Clear cell renal cell carcinoma (RCC) is the most common and invasive adult kidney cancer. The genetic and biological mechanisms that drive metastatic spread of RCC remain largely unknown. We have investigated the molecular signatures and underlying genomic aberrations associated with RCC metastasis, using an approach that combines a human xenograft model; expression profiling of RNA, DNA, and microRNA (miRNA); functional verification; and clinical validation. We show that increased metastatic activity is associated with acquisition of a myofibroblast-like signature in both tumor cell lines and in metastatic tumor biopsies. Our results also show that the mesenchymal trait did not provide an invasive advantage to the metastatic tumor cells. We further show that some of the constituents of the mesenchymal signature, including the expression of the well-characterized myofibroblastic marker S100A4, are functionally relevant. Epigenetic silencing and miRNA-induced expression changes accounted for the change in expression of a significant number of genes, including S100A4, in the myofibroblastic signature; however, DNA copy number variation did not affect the same set of genes. These findings provide evidence that widespread genetic and epigenetic alterations can lead directly to global deregulation of gene expression and contribute to the development or progression of RCC metastasis culminating in a highly malignant myofibroblast-like cell.

Figure 1. A xenograft mouse model for RCC metastasis

NOD/SCID mice were injected with 10⁶ tumor cells as indicated in the kidney subcapsule. (A Primary tumor (B) Lung metastasis (C) H&E staining. Black arrow indicates thrombi inside the blood vessels. Blue arrow indicates vascular thrombus invading the vessel wall.
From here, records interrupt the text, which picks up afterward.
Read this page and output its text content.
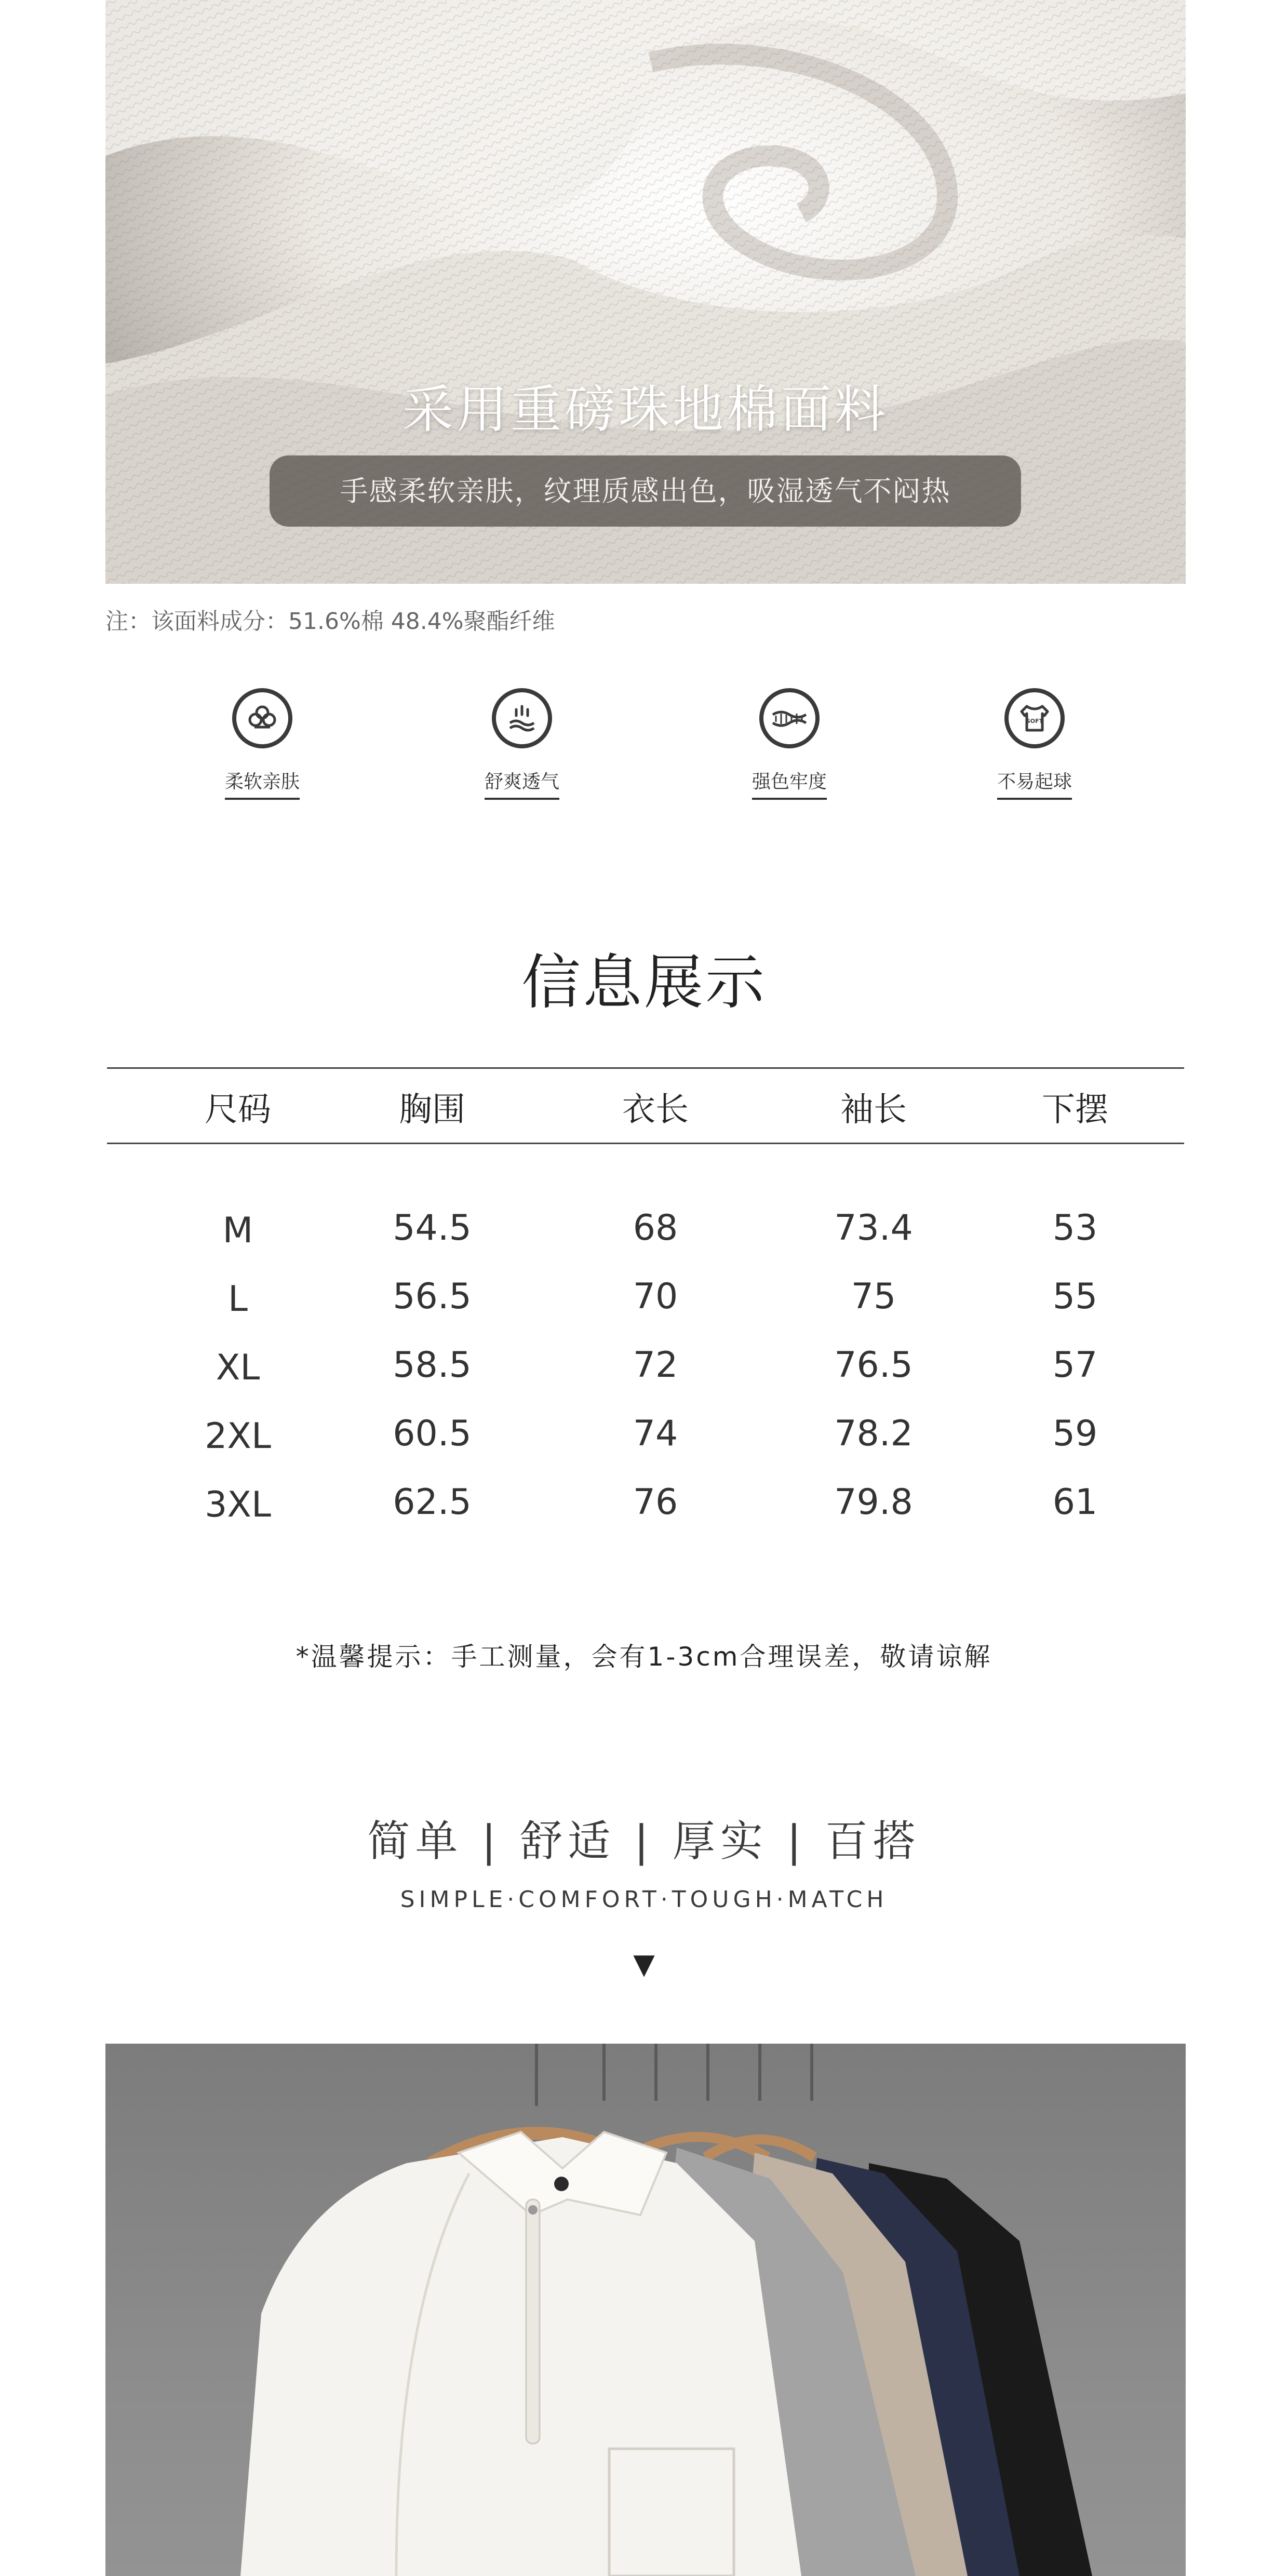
采用重磅珠地棉面料
手感柔软亲肤，纹理质感出色，吸湿透气不闷热
注：该面料成分：51.6%棉 48.4%聚酯纤维
柔软亲肤	舒爽透气	强色牢度
SOFT
不易起球
信息展示
尺码	胸围	衣长	袖长	下摆
M	54.5	68	73.4	53
L	56.5	70	75	55
XL	58.5	72	76.5	57
2XL	60.5	74	78.2	59
3XL	62.5	76	79.8	61
*温馨提示：手工测量，会有1-3cm合理误差，敬请谅解
简单 | 舒适 | 厚实 | 百搭
SIMPLE·COMFORT·TOUGH·MATCH
▼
Figure 2. S100A4 controls metastatic activity

(A) LM2 cells were infected with lentiviruses encoding the indicated shRNAs. Equal amounts of total proteins were subjected to immunoblotting with antibodies to the indicated antigens. shSC, non-targeting shRNA; shS100A4, shRNAs targeting S100A4. (B) SN12C cells were infected with retroviruses bearing a vector encoding S100A4 or an empty vector. Total cellular lysis was subjected to immunoblotting using antibodies against the specified proteins. (A, B graphs) Groups of 5 mice were injected in the kidney subcapsule with the indicated cell populations and numbers of lung metastatic nodules were scored after 2 months.

Figure 3. DNA copy variation

(A) Segmented copy numbers for each cell line were inferred with the GLAD (gain and loss analysis of DNA) algorithm and normalized to a median of two copies. Vertical dashed red lines represent the breakpoints detected with GLAD and the assigned statuses are indicated by a color code: green for loss, yellow for normal and red for gain. (B) Chromosomal mapping of regions of copy number alteration. Regions appearing increased in copy number are shown in red, and those decreased in copy number are shown in blue.
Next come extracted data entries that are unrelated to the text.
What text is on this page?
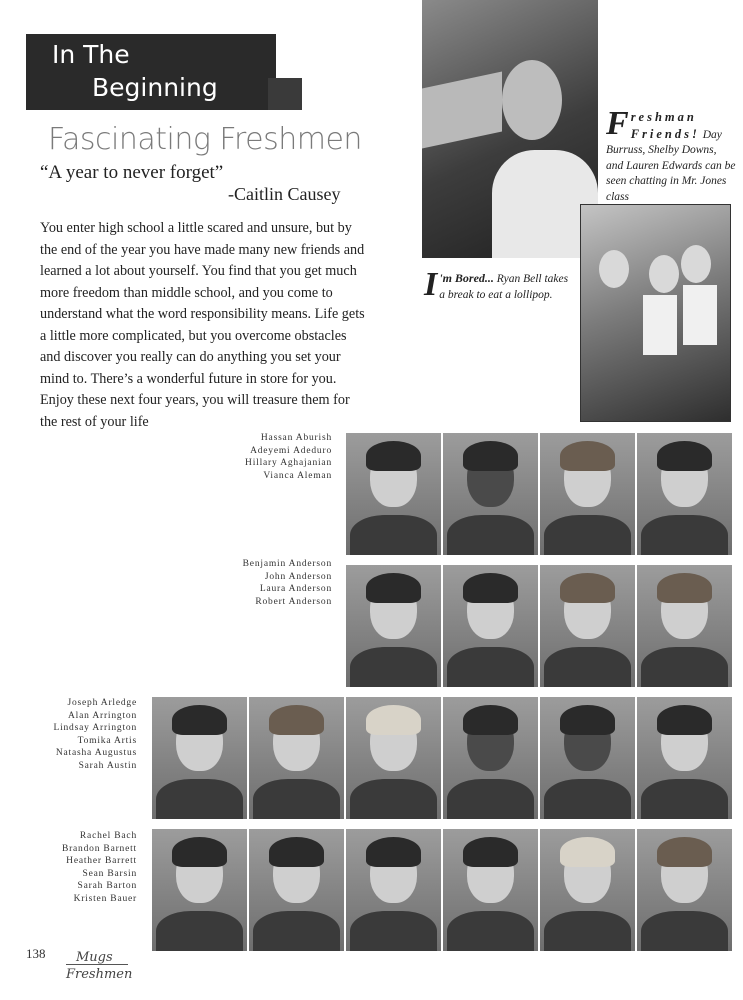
In The
Beginning
Fascinating Freshmen
“A year to never forget”
-Caitlin Causey
You enter high school a little scared and unsure, but by the end of the year you have made many new friends and learned a lot about yourself. You find that you get much more freedom than middle school, and you come to understand what the word responsibility means. Life gets a little more complicated, but you overcome obstacles and discover you really can do anything you set your mind to. There’s a wonderful future in store for you. Enjoy these next four years, you will treasure them for the rest of your life
Freshman Friends! Day Burruss, Shelby Downs, and Lauren Edwards can be seen chatting in Mr. Jones class
I 'm Bored... Ryan Bell takes a break to eat a lollipop.
Hassan Aburish
Adeyemi Adeduro
Hillary Aghajanian
Vianca Aleman
Benjamin Anderson
John Anderson
Laura Anderson
Robert Anderson
Joseph Arledge
Alan Arrington
Lindsay Arrington
Tomika Artis
Natasha Augustus
Sarah Austin
Rachel Bach
Brandon Barnett
Heather Barrett
Sean Barsin
Sarah Barton
Kristen Bauer
138 Mugs
Freshmen
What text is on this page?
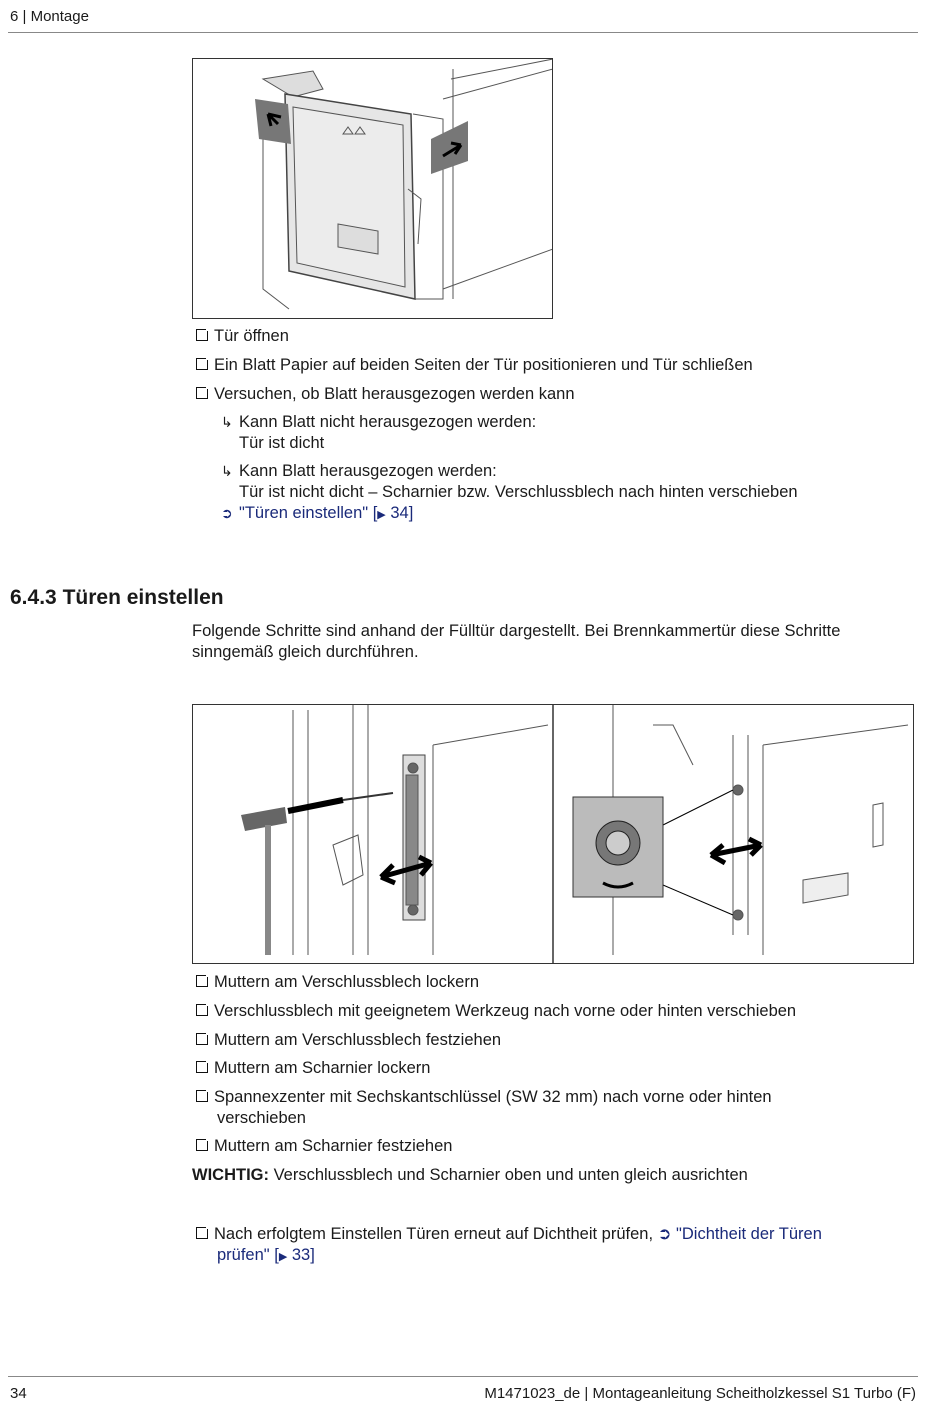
6 | Montage
Tür öffnen
Ein Blatt Papier auf beiden Seiten der Tür positionieren und Tür schließen
Versuchen, ob Blatt herausgezogen werden kann
↳ Kann Blatt nicht herausgezogen werden:
Tür ist dicht
↳ Kann Blatt herausgezogen werden:
Tür ist nicht dicht – Scharnier bzw. Verschlussblech nach hinten verschieben
➲ "Türen einstellen" [▶ 34]
6.4.3 Türen einstellen
Folgende Schritte sind anhand der Fülltür dargestellt. Bei Brennkammertür diese Schritte
sinngemäß gleich durchführen.
Muttern am Verschlussblech lockern
Verschlussblech mit geeignetem Werkzeug nach vorne oder hinten verschieben
Muttern am Verschlussblech festziehen
Muttern am Scharnier lockern
Spannexzenter mit Sechskantschlüssel (SW 32 mm) nach vorne oder hinten
verschieben
Muttern am Scharnier festziehen
WICHTIG: Verschlussblech und Scharnier oben und unten gleich ausrichten
Nach erfolgtem Einstellen Türen erneut auf Dichtheit prüfen, ➲ "Dichtheit der Türen
prüfen" [▶ 33]
34	M1471023_de | Montageanleitung Scheitholzkessel S1 Turbo (F)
Figure 4. Promoter methylation related gene expression changes

(A) Venn diagram of genes predicted to be hypermethylated in SN12C and spontaneously demethylated in LM2 cells. (B) Venn analysis of genes predicted to be hypomethylated in SN12C and spontaneously hypermethylated in LM2 cells. (C) Genes predicted to be hypermethylated in LM2 cells and showing loss of copy number. (D) Quantitation of DNA methylation in CpG dinucleotides of 4 genes from panel A by EpiTYPER analysis. CpG specific methylation is showed in a heat map.

Figure 5

Identification of miRNAs altered in RCC cell derivatives. Clustering of normalized miRNA expression levels in SN12C and LM cell lines.